Keyword-Based Diverse Image Retrieval With Variational Multiple Instance Graph

Yawen Zeng; Yiru Wang; Dongliang Liao; Gongfu Li; Weijie Huang; Jin Xu; Da Cao; Hong Man

doi:10.1109/TNNLS.2022.3168431

Keyword-Based Diverse Image Retrieval With Variational Multiple Instance Graph

IEEE Trans Neural Netw Learn Syst. 2023 Dec;34(12):10528-10537. doi: 10.1109/TNNLS.2022.3168431. Epub 2023 Nov 30.

Authors

Yawen Zeng, Yiru Wang, Dongliang Liao, Gongfu Li, Weijie Huang, Jin Xu, Da Cao, Hong Man

PMID: 35482693
DOI: 10.1109/TNNLS.2022.3168431

Abstract

The task of cross-modal image retrieval has recently attracted considerable research attention. In real-world scenarios, keyword-based queries issued by users are usually short and have broad semantics. Therefore, semantic diversity is as important as retrieval accuracy in such user-oriented services, which improves user experience. However, most typical cross-modal image retrieval methods based on single point query embedding inevitably result in low semantic diversity, while existing diverse retrieval approaches frequently lead to low accuracy due to a lack of cross-modal understanding. To address this challenge, we introduce an end-to-end solution termed variational multiple instance graph (VMIG), in which a continuous semantic space is learned to capture diverse query semantics, and the retrieval task is formulated as a multiple instance learning problems to connect diverse features across modalities.

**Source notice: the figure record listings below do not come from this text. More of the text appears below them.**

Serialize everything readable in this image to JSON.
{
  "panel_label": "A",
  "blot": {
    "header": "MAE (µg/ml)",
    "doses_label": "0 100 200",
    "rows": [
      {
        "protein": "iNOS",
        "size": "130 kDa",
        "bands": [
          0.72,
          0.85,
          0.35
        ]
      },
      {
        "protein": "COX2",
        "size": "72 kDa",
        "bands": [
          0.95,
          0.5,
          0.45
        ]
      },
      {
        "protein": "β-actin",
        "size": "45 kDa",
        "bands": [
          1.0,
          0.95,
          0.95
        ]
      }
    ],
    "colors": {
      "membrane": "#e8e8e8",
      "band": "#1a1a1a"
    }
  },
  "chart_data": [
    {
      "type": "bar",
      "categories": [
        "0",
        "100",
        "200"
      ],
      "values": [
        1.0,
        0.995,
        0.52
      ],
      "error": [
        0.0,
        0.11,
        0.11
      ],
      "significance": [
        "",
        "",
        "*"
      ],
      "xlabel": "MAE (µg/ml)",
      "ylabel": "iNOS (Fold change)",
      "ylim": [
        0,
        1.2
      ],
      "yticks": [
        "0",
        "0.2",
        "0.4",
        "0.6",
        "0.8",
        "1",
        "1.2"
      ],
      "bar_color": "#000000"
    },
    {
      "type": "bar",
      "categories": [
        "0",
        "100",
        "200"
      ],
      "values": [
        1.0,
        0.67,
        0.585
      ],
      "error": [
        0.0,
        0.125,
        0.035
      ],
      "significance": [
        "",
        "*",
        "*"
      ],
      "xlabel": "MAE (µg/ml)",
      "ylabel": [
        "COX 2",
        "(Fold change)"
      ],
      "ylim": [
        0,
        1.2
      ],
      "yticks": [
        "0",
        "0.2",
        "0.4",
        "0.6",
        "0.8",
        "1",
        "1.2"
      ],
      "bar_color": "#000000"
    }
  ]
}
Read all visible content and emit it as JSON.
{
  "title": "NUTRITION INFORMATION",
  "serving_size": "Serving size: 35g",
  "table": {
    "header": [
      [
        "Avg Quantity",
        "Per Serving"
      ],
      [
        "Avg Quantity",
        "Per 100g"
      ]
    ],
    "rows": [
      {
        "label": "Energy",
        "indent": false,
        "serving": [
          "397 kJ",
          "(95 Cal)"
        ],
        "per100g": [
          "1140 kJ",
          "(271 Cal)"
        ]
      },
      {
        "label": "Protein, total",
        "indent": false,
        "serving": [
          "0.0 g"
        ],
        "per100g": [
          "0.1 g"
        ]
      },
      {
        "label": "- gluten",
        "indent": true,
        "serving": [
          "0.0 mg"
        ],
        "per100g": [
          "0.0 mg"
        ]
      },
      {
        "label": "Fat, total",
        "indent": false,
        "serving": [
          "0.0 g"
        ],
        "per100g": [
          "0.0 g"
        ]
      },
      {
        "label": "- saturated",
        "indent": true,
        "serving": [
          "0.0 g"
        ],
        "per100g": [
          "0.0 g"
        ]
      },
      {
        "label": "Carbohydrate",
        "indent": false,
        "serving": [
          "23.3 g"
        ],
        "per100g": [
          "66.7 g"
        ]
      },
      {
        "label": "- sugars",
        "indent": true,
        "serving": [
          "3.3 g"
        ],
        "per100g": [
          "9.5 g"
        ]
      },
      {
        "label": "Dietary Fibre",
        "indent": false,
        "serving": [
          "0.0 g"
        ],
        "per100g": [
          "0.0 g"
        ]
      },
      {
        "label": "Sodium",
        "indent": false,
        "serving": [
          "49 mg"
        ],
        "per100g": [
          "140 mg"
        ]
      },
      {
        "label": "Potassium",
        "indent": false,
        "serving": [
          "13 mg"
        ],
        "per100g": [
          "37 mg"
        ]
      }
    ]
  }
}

Specifically, a query-guided variational autoencoder is employed to model the continuous semantic space instead of learning a single-point embedding. Afterward, multiple instances of the image and query are obtained by sampling in the continuous semantic space and applying multihead attention, respectively. Thereafter, an instance graph is constructed to remove noisy instances and align cross-modal semantics. Finally, heterogeneous modalities are robustly fused under multiple losses. Extensive experiments on two real-world datasets have well verified the effectiveness of our proposed solution in both retrieval accuracy and semantic diversity.